Knowledge that leads to change
Armed with this new knowledge, Dr. Alverdy and his team are conducting preliminary clinical research — which is part of the larger multi-center trial called “Serial Endoscopic Surveillance & Direct Topical Antibiotics” (SES-DTA). In this trial, patients will undergo serial endoscopic examination of their anastomosis over three weeks with microbiologic sample analysis to examine which microbes are present in anastomotic tissues in order to determine how they behave over the course of healing.

In this preliminary research phase, the clinical team will enroll patients who are at the highest risk of experiencing anastomotic leak: patients undergoing low anterior colorectal resection where the anastomosis is 10 cm or less from the anal verge and a diverting loop ileostomy is performed.

The serial endoscopic surveillance will be performed three times, once in the operating room at the time of resection and twice in an inpatient endoscopy suite. Several important questions can be addressed by directly visualizing and examining anastomotic tissues for their microbial content and enzyme production.

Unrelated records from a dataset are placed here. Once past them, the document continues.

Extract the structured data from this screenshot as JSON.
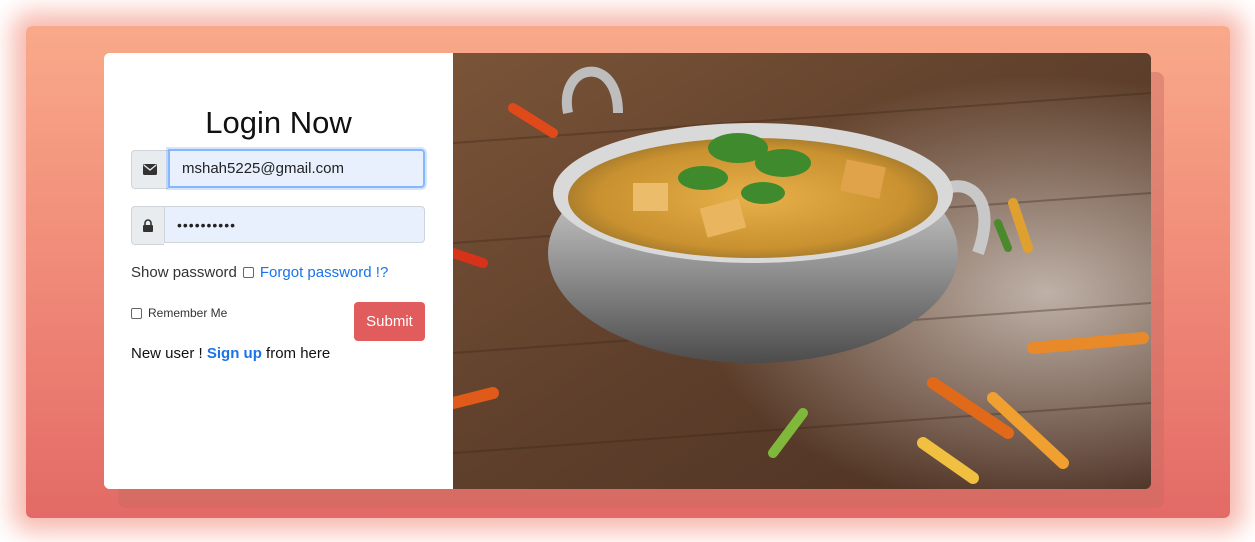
{
  "login": {
    "title": "Login Now",
    "email_value": "mshah5225@gmail.com",
    "password_value": "••••••••••",
    "show_password_label": "Show password",
    "forgot_password_label": "Forgot password !?",
    "remember_me_label": "Remember Me",
    "submit_label": "Submit",
    "new_user_prefix": "New user !",
    "sign_up_label": "Sign up",
    "new_user_suffix": "from here"
  },
  "icons": {
    "email": "envelope-icon",
    "password": "lock-icon"
  },
  "colors": {
    "accent_link": "#1a73e8",
    "submit_bg": "#e15c5c",
    "backdrop_top": "#f9a98a",
    "backdrop_bottom": "#e36a66"
  }
}
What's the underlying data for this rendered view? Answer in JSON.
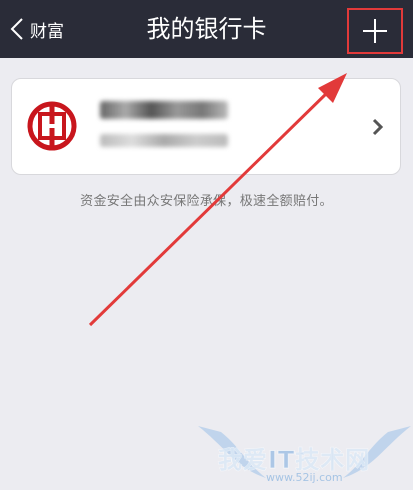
{
  "navbar": {
    "back_label": "财富",
    "title": "我的银行卡",
    "add_icon": "plus-icon"
  },
  "bank_card": {
    "logo_icon": "icbc-bank-logo",
    "name_blurred": true,
    "number_blurred": true,
    "chevron_icon": "chevron-right-icon"
  },
  "note": "资金安全由众安保险承保，极速全额赔付。",
  "watermark": {
    "text": "我爱IT技术网",
    "url": "www.52ij.com"
  },
  "colors": {
    "navbar_bg": "#2a2c38",
    "page_bg": "#ececf1",
    "annotation_red": "#e23a3a",
    "icbc_red": "#c8161d"
  }
}
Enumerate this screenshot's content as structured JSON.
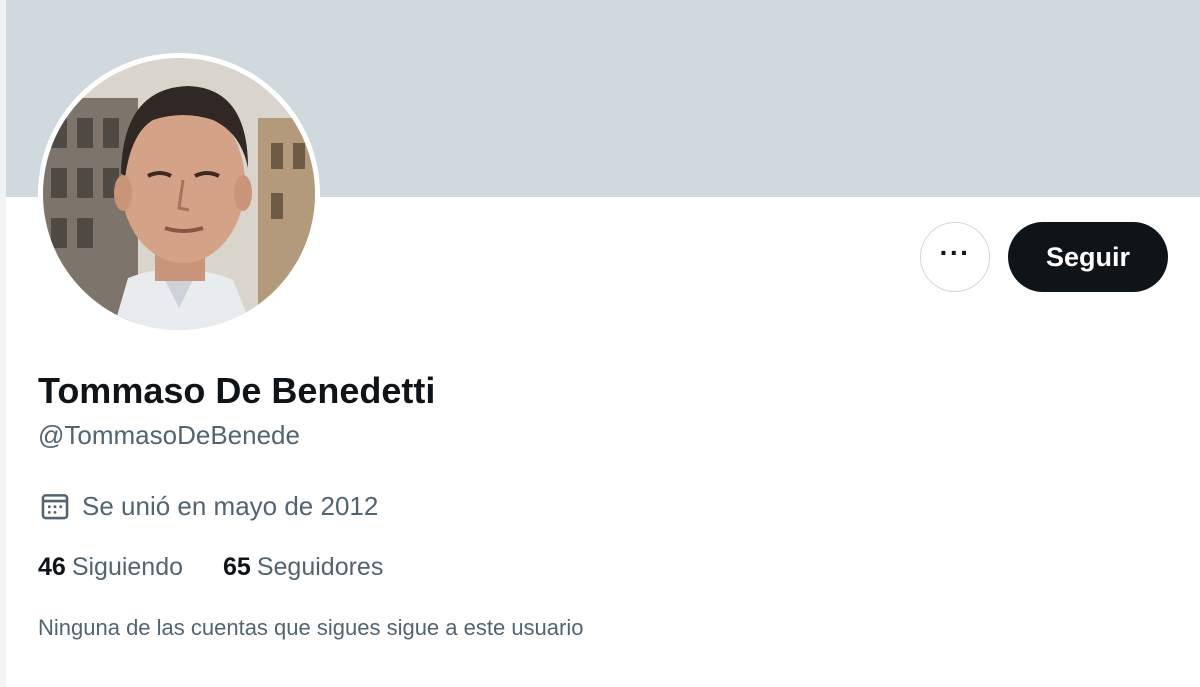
{
  "profile": {
    "display_name": "Tommaso De Benedetti",
    "handle": "@TommasoDeBenede",
    "joined": "Se unió en mayo de 2012",
    "follow_label": "Seguir",
    "more_label": "···",
    "stats": {
      "following_count": "46",
      "following_label": "Siguiendo",
      "followers_count": "65",
      "followers_label": "Seguidores"
    },
    "followers_note": "Ninguna de las cuentas que sigues sigue a este usuario"
  },
  "colors": {
    "banner": "#cfd9de",
    "text_primary": "#0f1419",
    "text_secondary": "#536471",
    "button_dark": "#0f1419"
  },
  "icons": {
    "joined_icon": "calendar-icon",
    "more_icon": "more-horizontal-icon"
  }
}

  • Are there flesh-eating microbes present on anastomotic tissues that have escaped the antibiotics routinely used by surgeons?
  • How dangerous are these microbes, and what is their capacity to produce destructive enzymes?
  • Are there molecules in the tissues that provoke these bacteria to produce tissue-destructive enzymes?
  • Can antibiotics be locally applied to anastomotic tissues to keep them sterile without destroying all the normal bacteria by giving systemic or oral antibiotics in a manner that might actually aid the healing process?
  • Can serial endoscopic surveillance and the development of biomarkers of bacterial enzyme production allow surgeons to predict which patients will leak?
  • Can serial endoscopic surveillance be used to preemptively strike against an impending anastomotic catastrophe?

Dr. Alverdy and Dr. Hyman are performing this preliminary research in patients through a start-up grant from the American Society of Colorectal Surgeons to gain preliminary data for the larger SES-DTA multi-center trial.

So far, the results are highly encouraging that the procedure is safe and highly indicative of impending problems. Ultimately, the results from this initial planning phase of SES-DTA will allow Dr. Alverdy and Dr. Hyman to apply for R01 grant funding. This trial will be the largest of its kind in the department and a major benchmark for many more such trials in the future.